Trials are not referenda. They involve the vital rights of individuals, frequently unpopular individuals. Properly conducted, they involve the close attention by triers of fact over a period of days, to varied evidence. Some of the most significant evidence may be documentary, or otherwise undramatic. The work of triers of fact also involves assessment of the expression and demeanor of witnesses and is best carried out with a minimum of distractions.

For a trial to be just, neither witnesses nor jurors should fear personal abuse or physical violence as a result of their testimony or judgment. For a verdict to be meaningful, acquitted defendants should be spared personal obloquy, second-guessing of verdicts, or pressures for double jeopardy. Victims of crime should be permitted to walk along the street unrecognized. And jurors should be accorded the respect due to those who have viewed not merely snatches of, but all the evidence, and who have done so in order to do justice and not for the purposes of entertainment or titillation.

Courtroom photography and television does violence to all these interests. Witnesses are placed in fear of criticism by strangers who have heard only fragments of evidence, and fear of violence by sympathizers of the accused who are readily enabled to recognize them.

Jurors are similarly subjected to intimidation; even if they themselves are not televised, large numbers of partially informed persons will feel qualified to criticize their verdict or comment upon the evidence, and juror sequestration will be imperative during any televised trial, thus narrowing the range of persons who will be able to serve as jurors.

Inevitably, jurors will be invited to assess, not the facts before them, but the probable public reaction to excerpts from those facts. Merely by the fact of accusation, defendants will become public figures, and even if acquitted will suffer loss of privacy. If a verdict is unpopular, pressures will arise for commutation on the one hand or prosecution by another level of government on the other.
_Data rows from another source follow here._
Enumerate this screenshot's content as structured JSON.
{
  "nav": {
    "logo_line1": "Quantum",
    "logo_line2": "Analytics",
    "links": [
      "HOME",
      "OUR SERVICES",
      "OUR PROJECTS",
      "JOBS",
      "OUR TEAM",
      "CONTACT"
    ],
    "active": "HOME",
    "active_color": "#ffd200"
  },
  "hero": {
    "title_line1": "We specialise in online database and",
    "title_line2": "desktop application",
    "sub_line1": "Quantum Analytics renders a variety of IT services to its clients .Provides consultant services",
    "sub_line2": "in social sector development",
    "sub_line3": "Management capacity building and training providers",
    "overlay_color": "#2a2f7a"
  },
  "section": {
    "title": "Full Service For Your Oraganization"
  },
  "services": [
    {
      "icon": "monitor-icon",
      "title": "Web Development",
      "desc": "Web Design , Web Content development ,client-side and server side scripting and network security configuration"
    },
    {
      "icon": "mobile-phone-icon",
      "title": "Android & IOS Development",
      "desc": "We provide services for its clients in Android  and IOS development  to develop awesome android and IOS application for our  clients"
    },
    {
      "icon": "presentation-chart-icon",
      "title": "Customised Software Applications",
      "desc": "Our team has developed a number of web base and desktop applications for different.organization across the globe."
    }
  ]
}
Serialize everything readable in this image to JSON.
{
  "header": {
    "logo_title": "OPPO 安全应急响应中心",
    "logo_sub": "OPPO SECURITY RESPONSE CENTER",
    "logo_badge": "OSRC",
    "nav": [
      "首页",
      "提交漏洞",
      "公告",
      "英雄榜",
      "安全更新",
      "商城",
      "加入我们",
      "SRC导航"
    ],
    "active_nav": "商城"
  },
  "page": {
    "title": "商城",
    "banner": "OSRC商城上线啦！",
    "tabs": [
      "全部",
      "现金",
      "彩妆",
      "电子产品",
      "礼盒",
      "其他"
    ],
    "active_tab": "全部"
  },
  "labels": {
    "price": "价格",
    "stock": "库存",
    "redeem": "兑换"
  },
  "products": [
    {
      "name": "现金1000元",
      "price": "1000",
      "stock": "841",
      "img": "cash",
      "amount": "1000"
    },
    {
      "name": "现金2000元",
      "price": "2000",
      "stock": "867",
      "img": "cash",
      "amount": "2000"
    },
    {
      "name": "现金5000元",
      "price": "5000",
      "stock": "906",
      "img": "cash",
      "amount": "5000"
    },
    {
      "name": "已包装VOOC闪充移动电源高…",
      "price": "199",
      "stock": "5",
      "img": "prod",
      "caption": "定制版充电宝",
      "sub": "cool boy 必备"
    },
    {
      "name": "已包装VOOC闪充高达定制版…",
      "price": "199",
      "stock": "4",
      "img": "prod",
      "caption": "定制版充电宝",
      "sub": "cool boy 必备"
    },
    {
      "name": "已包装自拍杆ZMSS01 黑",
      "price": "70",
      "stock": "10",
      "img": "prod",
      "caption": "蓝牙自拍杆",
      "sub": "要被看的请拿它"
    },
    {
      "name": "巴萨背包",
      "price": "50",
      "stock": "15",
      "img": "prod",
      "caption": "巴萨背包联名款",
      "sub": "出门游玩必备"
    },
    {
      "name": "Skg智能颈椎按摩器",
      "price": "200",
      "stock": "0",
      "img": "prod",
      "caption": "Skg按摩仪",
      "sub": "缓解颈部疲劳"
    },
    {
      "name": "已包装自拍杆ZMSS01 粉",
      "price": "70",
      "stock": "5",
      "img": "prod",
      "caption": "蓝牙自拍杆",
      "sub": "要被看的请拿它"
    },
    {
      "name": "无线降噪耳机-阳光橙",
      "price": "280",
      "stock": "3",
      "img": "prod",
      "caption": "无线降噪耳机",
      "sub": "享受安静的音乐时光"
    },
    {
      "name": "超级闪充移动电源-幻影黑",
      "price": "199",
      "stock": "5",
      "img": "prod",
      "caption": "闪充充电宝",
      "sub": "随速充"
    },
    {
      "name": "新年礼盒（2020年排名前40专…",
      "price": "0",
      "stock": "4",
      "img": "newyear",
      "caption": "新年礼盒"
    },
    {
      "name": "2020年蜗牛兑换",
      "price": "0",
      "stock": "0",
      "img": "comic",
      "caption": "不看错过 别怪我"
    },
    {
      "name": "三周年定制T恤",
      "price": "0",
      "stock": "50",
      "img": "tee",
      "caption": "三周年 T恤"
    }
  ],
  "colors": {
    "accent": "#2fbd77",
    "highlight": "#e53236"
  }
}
Thus defendants' fates become the product of political rather than judicial judgment.

It is said that witnesses may be protected by shielding their faces, thus further distorting broadcasts by denying viewers the opportunity to assess demeanor or credibility. It is said that the process of photographing takes place anyway and is not disruptive, but what will be disruptive is the knowledge by

parties, witnesses and jurors of the public referendum that is to ensue.

It is said that all that is being done is projecting to a larger scale the public trial of the American small town. But this is the most pernicious argument of all; in the small town, the onlookers know all about the parties, the witnesses and the context; in the setting of television that context is supplied, by the overlords of television, who will decide what trials are to be broadcast, what comments on them are to be made and what sensational excerpts are to be shown.

Fifty years ago, Judge Learned Hand warned us:

''The hand that rules the press, the radio, the screen and the far-spread magazine rules the country. . . . It is the power of reiterated suggestion and consecrated platitude that . . . has brought our entire civilization to imminent peril of destruction. The individual is as helpless against it as the child is helpless against the formulas with which he is indoctrinated. . . .''

The habit of trials of individuals, on individual facts, by juries drawn from and disappearing into the community, is one safeguard we retain against development of such a society.

We do not need the titillation supplied by the televised Smith, King and Bobbitt cases, destructive alike of justice, taste, order and liberty. Nor do we need a series of highly publicized show trials, in which the community's racial, political or cultural prejudices, rather than consideration of the evidence, dominate the result. We regard mass adjudication of individuals as abhorrent when carried out in China. Why do we seek to introduce it here?

George W. Liebmann is a Baltimore attorney who testified against Senate Bill 13.